Quick Reference
| Topic | File | Key Trap |
|---|
| CI/CD and DAGs | INLINECODE0 | Coupling training/inference deps |
| Model serving |
serving.md | Cold start with large models |
| Drift and alerts |
monitoring.md | Only technical metrics |
| Versioning |
reproducibility.md | Not versioning preprocessing |
| GPU infrastructure |
gpu.md | GPU request = full device |
Critical Traps
Training-Serving Skew:
- - Preprocessing in notebook ≠ preprocessing in service → silent bugs
- Pandas in notebook → memory leaks in production (use native types)

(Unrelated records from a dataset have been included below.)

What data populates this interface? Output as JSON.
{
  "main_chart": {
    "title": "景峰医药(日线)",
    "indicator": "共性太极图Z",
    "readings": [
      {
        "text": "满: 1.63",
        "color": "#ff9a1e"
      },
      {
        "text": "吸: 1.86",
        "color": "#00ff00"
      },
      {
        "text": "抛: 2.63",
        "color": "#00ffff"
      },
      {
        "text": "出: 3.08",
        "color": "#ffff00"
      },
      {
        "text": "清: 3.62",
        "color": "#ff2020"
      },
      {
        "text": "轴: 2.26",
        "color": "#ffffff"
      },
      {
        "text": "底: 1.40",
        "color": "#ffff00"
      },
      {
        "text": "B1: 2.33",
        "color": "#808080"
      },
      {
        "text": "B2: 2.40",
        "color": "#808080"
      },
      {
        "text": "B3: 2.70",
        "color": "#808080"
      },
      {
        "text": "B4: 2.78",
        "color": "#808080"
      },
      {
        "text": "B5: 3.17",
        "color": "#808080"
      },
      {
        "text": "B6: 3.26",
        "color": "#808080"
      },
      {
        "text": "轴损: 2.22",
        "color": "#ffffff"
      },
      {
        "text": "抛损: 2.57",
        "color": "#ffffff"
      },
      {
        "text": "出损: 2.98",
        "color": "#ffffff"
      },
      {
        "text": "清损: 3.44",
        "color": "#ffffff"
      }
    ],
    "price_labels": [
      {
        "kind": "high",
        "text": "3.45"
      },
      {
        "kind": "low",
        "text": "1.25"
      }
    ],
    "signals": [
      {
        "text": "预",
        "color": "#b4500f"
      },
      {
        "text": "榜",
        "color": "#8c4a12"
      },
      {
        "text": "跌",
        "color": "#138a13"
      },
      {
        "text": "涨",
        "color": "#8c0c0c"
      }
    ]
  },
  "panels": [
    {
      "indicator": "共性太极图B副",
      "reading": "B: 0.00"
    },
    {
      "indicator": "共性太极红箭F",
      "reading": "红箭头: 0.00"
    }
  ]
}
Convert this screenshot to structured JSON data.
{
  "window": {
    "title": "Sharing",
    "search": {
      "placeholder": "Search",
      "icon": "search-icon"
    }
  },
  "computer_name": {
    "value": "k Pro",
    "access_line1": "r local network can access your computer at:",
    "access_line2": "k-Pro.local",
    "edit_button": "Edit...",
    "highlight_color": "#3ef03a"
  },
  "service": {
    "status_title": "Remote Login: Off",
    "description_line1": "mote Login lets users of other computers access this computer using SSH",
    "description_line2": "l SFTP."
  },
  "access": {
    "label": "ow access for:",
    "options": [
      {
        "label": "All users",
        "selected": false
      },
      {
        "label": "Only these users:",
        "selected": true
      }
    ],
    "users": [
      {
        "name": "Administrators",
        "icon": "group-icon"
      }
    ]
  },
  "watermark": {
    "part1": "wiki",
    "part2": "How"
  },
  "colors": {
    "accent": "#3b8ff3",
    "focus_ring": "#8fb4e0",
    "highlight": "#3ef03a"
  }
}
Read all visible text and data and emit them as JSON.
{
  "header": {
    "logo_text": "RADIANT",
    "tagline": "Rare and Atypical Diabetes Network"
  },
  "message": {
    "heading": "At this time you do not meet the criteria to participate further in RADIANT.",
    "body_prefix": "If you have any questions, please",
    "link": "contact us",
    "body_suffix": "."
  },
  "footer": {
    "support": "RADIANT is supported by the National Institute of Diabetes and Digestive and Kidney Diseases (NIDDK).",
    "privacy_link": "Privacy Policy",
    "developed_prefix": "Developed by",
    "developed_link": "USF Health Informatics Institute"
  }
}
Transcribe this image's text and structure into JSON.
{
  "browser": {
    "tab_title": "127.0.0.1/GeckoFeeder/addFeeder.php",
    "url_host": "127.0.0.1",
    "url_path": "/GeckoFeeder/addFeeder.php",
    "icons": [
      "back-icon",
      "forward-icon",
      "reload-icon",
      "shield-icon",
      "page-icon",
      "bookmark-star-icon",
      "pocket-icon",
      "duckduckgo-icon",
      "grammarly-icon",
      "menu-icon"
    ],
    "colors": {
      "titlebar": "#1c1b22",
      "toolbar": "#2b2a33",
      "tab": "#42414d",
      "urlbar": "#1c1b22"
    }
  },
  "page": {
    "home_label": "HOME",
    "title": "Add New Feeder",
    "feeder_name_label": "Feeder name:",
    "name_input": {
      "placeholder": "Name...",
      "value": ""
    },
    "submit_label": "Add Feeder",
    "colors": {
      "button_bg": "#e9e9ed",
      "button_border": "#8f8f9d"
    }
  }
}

- Feature store values at training time ≠ serving time without proper joins
GPU Memory:
- -
requests.nvidia.com/gpu: 1 reserves ENTIRE GPU, not partial memory - MIG/MPS sharing has real limitations (not plug-and-play)
- OOM on GPU kills pod with no useful logs
Model Versioning ≠ Code Versioning:
- - Model artifacts need separate versioning (MLflow, W&B, DVC)
- Training data version + preprocessing version + code version = reproducibility
- Rollback requires keeping old model versions deployable
Drift Detection Timing:
- - Retraining trigger isn't just "drift > threshold" → cost/benefit matters
- Delayed ground truth makes concept drift detection lag weeks
- Upstream data pipeline changes cause drift without model issues
Scope
This skill ONLY covers:
- - CI/CD pipelines for models
- Model serving and scaling
- Monitoring and drift detection
- Reproducibility practices
- GPU infrastructure patterns
Does NOT cover: ML algorithms, feature engineering, hyperparameter tuning.
快速参考
| 主题 | 文件 | 关键陷阱 |
|---|
| CI/CD与DAG | pipelines.md | 训练/推理依赖耦合 |
| 模型服务 |
serving.md | 大模型冷启动 |
| 漂移与告警 | monitoring.md | 仅关注技术指标 |
| 版本管理 | reproducibility.md | 未对预处理进行版本控制 |
| GPU基础设施 | gpu.md | GPU请求=整卡占用 |
关键陷阱
训练-服务偏差:
- - 笔记本中的预处理 ≠ 服务中的预处理 → 静默错误
- 笔记本中的Pandas → 生产环境内存泄漏(应使用原生类型)
- 训练时的特征存储值 ≠ 未正确关联时的服务时值
GPU内存:
- - requests.nvidia.com/gpu: 1 占用整张GPU,而非部分内存
- MIG/MPS共享存在实际限制(非即插即用)
- GPU OOM会导致Pod被杀死且无有效日志
模型版本 ≠ 代码版本:
- - 模型产物需要独立版本管理(MLflow、W&B、DVC)
- 训练数据版本 + 预处理版本 + 代码版本 = 可复现性
- 回滚需保留旧模型版本的可部署状态
漂移检测时机:
- - 重训练触发条件不仅是漂移 > 阈值 → 需考虑成本效益
- 延迟的真实标签会导致概念漂移检测滞后数周
- 上游数据管道变更引发的漂移并非模型问题
范围
本技能仅涵盖:
- - 模型的CI/CD流水线
- 模型服务与弹性伸缩
- 监控与漂移检测
- 可复现性实践
- GPU基础设施模式
不涵盖:机器学习算法、特征工程、超参数调优。